We are much, much more clear today on what it is that we’re looking for – this combination of fantastic science, mixing it with a great management team. That was less obvious before. And the absolute necessity to make sure you know, whatever it is you’re investing in, what the competition is in that field. You can’t know everything about everything, but you need to be an expert in your area.

Geographically it’s not just the US anymore. It’s also figuring out what happens in Korea or China because this is a totally global industry where things are being invented. It’s a huge global industry. You need to understand what’s going on. 

What hot trends in biotech do you think we’ll be seeing in 2020 and beyond?

In a matter of six months, six companies have been created on RNA editing. There will be an IP battle, I suspect, not unlike CRISPR has seen. 

There’s this permanent pendulum. As you know, CNS was completely off. Nobody would touch it. Then, it came back through neurodegeneration. At a time when the whole of pharma is ditching neuropsychiatry, because it’s difficult and there are failures…you see at the same time huge success like Karuna Therapeutics had with an old compound they ditched years ago. They presented the schizophrenia data and the stock price went up five times. 

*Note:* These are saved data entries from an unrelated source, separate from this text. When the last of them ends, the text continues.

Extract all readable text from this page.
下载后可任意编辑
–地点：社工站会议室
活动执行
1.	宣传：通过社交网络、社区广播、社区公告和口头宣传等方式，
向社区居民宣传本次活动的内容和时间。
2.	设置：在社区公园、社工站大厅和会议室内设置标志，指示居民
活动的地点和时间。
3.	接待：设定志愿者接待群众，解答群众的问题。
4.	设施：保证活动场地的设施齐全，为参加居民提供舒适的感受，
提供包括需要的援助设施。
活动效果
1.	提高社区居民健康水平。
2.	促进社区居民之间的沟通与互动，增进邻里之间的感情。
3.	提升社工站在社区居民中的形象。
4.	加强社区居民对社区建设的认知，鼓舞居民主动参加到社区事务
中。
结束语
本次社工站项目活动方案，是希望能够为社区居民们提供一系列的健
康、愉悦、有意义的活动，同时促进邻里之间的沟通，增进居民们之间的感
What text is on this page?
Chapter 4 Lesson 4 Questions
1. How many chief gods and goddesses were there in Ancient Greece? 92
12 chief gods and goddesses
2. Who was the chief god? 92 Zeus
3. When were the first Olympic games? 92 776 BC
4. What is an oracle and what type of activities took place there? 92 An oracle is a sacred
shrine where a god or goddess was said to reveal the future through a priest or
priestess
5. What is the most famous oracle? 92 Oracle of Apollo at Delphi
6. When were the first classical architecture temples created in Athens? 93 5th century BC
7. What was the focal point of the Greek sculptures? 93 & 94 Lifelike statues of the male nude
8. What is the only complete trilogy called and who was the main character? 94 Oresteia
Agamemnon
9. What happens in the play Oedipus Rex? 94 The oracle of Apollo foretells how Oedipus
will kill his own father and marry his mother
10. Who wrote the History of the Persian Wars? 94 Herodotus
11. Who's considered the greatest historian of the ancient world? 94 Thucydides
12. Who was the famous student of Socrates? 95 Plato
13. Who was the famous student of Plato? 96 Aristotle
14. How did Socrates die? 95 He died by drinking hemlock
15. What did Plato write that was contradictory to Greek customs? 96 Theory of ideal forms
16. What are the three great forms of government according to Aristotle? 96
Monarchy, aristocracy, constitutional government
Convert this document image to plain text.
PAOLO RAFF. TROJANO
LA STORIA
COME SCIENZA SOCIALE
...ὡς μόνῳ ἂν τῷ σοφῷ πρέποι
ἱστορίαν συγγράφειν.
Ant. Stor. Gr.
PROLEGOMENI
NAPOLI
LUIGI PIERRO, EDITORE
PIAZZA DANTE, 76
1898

Another field that pharma has ditched is cardiovascular disease. People ditched that because we’re all talking about cardiovascular outcome trials with 10,000–20,000 patients. Not even pharma can afford it, so of course biotech can’t, but things are changing. 

In acute heart failure, there hasn’t been a new drug for 20 years. The FDA just said, “Okay, guys, I understand there’s no new drug for acute heart failure. People are dying. This is a huge issue, even a business issue in the US. Maybe we should be slightly open to not having mortality as an endpoint and therefore, no big cardiovascular outcome trials.” 

This is the beginning. I think the pendulum has hit one side and it’s coming back. The speed at which it is coming back is what you need to figure out. Do we want to invest in heart failure? 

What’s the biggest management lesson you’ve learnt over the last 25 years?

If you have a doubt when you make the investment, if there’s something in your gut that tells you you shouldn’t do it, just abstain, because in general, those never turn out well. 

Treat people the way you want to be treated. It’s sort of a life skill, but VCs don’t necessarily have the right attitude to the management teams. VCs are often depicted as the guys who come to a board meeting and pick at what management is doing. 

My view is, “Do your homework, try and contribute to the picture, not just be here to pick at other people’s work. Then, actually, those entrepreneurs will treat you well, whether you’re successful with them or not.” 

If, for some reason, you’re not successful, but you’ve been a very good resource on the board, not just asking for stuff, but also providing stuff, then when it comes to their next venture, they will come and see you rather than the people who have been very disruptive on the board.

What advice would you give yourself if you could go back in time to when you started in the industry?

There are a few companies I would not have invested in. The other one is, “Pull the plug early. Don’t fall in love with your companies. Be objective.” If you wait, including changing management sometimes, you’re going to regret it. Act upon the data, whether it is changing management, or stopping investing in the company. When your partners start saying, “Are you sure you should really invest in that company?” maybe you should really look twice.